The latest findings from property research firm Cotality come as the Albanese government comes under increasing pressure to find ways to accelerate the supply of new homes to ease price pressures.
Servicing a new mortgage eats up 45% of a median household’s pre-tax income, up from 26% in September 2020, the analysis shows.
At the centre of the national housing affordability crisis – Sydney – the Cotality report showed the average household needs to dedicate 68% of their income to paying an average new mortgage for a house, and 39% of their before-tax pay for a mortgage on a unit.
Australian home values have climbed by about 50% since the start of the pandemic, Cotality’s head of research, Eliza Owen, said.
“This surge was fuelled by pandemic-era monetary stimulus and record-low interest rates that supercharged borrowing capacity and demand, even as housing supply lagged well behind household formation,” Owen said.

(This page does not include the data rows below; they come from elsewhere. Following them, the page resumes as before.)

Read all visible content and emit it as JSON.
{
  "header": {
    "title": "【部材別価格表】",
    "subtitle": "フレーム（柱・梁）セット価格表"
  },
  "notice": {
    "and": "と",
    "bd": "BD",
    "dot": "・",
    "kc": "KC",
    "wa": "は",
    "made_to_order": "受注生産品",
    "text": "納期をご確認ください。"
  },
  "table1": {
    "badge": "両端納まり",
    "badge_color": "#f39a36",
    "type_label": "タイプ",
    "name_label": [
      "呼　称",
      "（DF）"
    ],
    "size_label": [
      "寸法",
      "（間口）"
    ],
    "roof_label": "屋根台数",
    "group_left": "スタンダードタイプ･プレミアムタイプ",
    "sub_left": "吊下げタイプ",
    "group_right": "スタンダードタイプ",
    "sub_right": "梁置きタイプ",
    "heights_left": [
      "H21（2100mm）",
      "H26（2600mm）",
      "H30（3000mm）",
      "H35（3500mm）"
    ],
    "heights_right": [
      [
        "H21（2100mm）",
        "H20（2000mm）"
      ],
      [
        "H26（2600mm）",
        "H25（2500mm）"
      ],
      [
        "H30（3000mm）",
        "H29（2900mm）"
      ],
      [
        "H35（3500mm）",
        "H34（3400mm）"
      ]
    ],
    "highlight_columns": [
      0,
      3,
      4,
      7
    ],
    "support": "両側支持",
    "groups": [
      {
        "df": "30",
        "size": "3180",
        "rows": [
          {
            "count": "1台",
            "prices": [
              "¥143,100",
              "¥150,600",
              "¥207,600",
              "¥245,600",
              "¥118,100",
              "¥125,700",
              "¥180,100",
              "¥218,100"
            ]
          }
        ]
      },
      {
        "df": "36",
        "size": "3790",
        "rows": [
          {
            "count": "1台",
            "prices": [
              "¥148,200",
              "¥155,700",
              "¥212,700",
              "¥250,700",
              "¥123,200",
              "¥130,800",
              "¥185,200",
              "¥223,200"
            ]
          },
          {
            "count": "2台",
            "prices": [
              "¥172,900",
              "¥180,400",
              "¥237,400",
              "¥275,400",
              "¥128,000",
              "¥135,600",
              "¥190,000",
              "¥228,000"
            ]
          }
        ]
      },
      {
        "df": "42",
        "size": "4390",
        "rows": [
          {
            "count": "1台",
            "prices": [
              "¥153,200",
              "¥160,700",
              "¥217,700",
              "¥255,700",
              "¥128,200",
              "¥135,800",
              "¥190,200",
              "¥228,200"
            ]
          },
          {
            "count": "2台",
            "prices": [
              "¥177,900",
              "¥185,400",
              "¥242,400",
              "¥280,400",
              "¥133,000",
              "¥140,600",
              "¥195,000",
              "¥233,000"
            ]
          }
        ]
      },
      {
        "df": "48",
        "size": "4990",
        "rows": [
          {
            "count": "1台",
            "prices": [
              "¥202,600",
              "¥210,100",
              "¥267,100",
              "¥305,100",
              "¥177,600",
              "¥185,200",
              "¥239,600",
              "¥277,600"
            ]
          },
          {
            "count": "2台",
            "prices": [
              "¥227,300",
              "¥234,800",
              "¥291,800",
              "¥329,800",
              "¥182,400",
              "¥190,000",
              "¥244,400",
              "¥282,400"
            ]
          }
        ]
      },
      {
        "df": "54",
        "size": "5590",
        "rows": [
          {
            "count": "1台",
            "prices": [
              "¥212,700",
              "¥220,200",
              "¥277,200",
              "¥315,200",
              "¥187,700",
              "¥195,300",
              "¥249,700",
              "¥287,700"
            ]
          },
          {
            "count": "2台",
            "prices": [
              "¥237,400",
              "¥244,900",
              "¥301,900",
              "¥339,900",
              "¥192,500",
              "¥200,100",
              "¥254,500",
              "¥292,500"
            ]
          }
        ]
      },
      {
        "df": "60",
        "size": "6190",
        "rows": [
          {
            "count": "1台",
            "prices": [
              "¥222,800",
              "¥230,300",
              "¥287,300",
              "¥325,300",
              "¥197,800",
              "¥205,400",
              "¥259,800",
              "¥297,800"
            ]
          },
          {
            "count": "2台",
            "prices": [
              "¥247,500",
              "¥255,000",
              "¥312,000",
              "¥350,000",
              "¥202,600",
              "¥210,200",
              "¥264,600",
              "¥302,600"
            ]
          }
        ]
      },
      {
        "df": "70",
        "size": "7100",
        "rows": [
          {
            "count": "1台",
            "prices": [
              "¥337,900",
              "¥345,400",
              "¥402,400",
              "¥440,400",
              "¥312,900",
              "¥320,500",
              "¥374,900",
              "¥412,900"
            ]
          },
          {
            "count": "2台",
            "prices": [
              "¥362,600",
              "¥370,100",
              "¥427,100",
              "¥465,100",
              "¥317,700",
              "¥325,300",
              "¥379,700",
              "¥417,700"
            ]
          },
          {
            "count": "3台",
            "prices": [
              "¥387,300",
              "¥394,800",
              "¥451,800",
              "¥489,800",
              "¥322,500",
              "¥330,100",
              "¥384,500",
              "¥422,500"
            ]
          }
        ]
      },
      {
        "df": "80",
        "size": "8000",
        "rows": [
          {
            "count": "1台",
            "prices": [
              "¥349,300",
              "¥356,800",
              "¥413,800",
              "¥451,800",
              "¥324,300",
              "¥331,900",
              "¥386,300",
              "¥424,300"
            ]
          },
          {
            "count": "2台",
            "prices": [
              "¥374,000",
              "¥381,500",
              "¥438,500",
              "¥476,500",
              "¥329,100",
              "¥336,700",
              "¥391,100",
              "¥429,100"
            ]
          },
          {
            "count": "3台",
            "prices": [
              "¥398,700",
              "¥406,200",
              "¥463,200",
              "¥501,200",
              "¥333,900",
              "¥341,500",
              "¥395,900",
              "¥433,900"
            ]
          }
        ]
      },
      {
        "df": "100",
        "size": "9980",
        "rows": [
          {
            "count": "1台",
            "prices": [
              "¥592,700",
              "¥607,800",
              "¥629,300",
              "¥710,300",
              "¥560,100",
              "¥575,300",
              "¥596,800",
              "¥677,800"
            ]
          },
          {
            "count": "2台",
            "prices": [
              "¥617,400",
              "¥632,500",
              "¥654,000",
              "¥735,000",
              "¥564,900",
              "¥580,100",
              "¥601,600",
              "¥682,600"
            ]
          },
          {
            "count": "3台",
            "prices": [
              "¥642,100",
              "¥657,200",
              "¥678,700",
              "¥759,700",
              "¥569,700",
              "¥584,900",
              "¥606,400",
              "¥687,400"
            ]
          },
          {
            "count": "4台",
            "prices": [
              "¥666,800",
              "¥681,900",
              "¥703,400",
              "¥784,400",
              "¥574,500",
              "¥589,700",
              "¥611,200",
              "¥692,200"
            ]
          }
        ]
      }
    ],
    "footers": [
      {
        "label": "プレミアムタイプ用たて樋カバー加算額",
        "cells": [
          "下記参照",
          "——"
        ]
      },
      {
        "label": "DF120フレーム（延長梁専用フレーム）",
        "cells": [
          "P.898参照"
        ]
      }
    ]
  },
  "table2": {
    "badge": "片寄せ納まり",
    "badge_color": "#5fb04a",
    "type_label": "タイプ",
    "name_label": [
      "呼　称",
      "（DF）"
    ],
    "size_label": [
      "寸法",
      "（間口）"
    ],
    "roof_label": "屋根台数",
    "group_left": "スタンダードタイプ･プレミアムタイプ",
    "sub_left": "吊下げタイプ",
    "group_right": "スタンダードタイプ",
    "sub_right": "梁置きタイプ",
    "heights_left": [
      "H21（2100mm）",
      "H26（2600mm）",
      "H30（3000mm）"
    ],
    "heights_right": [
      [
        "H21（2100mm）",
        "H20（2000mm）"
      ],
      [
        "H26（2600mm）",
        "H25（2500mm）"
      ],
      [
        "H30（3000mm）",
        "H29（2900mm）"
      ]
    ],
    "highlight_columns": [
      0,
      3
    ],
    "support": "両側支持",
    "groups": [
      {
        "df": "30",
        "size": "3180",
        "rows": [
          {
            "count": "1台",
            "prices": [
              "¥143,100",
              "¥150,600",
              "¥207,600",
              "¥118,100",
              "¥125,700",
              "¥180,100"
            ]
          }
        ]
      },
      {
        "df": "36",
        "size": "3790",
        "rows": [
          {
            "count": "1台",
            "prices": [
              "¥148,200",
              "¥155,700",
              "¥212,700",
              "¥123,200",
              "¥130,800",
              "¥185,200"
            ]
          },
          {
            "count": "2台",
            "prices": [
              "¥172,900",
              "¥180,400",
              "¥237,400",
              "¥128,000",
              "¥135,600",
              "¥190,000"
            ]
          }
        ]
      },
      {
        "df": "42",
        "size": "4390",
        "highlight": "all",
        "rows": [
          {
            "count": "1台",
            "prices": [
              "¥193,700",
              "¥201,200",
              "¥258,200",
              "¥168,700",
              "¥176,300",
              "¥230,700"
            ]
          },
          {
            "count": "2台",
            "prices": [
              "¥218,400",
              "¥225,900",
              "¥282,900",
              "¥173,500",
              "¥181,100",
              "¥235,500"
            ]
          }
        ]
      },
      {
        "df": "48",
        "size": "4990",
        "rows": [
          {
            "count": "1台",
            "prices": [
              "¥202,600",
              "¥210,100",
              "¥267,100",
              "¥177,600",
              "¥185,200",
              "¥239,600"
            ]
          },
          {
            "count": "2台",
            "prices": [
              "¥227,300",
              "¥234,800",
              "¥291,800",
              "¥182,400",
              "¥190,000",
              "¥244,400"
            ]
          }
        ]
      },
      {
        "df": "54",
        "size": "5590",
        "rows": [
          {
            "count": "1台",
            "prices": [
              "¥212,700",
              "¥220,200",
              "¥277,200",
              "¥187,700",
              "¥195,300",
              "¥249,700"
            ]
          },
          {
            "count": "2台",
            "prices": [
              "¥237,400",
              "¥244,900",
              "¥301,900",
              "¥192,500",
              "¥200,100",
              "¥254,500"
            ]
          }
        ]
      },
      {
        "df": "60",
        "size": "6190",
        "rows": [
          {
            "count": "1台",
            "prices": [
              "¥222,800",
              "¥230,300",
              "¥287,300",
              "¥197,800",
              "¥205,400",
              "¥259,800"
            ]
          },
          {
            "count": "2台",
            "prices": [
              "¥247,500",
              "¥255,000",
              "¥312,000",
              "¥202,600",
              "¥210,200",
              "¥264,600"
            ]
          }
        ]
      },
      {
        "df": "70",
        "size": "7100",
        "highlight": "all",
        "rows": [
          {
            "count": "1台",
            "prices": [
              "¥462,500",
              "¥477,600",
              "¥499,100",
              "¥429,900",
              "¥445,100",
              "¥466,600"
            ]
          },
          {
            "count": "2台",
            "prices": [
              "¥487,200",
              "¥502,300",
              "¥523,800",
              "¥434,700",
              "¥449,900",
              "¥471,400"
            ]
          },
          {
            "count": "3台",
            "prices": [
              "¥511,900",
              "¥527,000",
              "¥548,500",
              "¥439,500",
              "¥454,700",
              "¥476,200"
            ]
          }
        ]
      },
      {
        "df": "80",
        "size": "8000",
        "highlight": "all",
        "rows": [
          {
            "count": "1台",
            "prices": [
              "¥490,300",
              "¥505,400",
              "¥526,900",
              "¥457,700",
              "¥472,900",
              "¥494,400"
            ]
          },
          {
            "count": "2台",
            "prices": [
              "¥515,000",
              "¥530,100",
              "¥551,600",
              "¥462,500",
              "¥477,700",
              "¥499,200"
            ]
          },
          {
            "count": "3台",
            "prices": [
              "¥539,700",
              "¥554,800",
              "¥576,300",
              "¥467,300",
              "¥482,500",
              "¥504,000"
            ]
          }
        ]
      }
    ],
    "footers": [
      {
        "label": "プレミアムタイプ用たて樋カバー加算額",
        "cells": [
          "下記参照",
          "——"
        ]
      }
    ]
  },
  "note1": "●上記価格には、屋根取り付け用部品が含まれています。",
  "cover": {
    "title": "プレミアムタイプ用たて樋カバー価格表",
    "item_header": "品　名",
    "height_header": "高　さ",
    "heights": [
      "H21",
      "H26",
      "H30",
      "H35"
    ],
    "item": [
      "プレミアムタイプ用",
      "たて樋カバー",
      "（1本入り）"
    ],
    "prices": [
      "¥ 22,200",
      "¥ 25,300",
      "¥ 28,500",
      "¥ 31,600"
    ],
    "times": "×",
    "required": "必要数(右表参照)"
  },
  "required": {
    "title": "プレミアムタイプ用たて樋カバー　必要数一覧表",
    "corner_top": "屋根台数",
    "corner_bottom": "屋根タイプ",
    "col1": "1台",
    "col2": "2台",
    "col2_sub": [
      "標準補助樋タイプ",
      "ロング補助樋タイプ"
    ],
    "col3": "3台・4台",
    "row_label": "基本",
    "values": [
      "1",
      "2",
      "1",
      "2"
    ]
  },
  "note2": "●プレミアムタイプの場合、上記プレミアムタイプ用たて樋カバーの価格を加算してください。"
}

Soaring demand crashed into supply-side limitations, as builders struggled to cope with building costs and planning bottlenecks.
Over the past five years, the median home price climbed at two-and-a-half times the pace of an average Australian household’s income.
The median, pre-tax household income has lifted by a solid 20% to $104,390 since September 2020, but lagging far behind the 54% jump in the median dwelling value to $860,529.
That has left the national home value-to-income ratio at a record 8.2 in September, according to the report, a substantial worsening from 6.5 in March 2020.
Average weekly rents over the same period have jumped by a nearly identical 53%, showing the squeeze facing Australians trying to save for their first home while struggling with soaring rental costs.
While rental affordability has also deteriorated, it has not been as dramatic, at least in terms of the national average. The average portion of income required to pay rent has climbed to 33%, from 26% five years ago.
The report showed regional Queensland had the most unaffordable rents, with households on average incomes outside Brisbane having to dedicate 39% of their pre-tax pay to lease a home.
Housing affordability had been gradually improving in the decade leading up to the pandemic, but the exodus from the cities during the early years of the health crisis put a rocket under property prices outside the capitals, the report shows.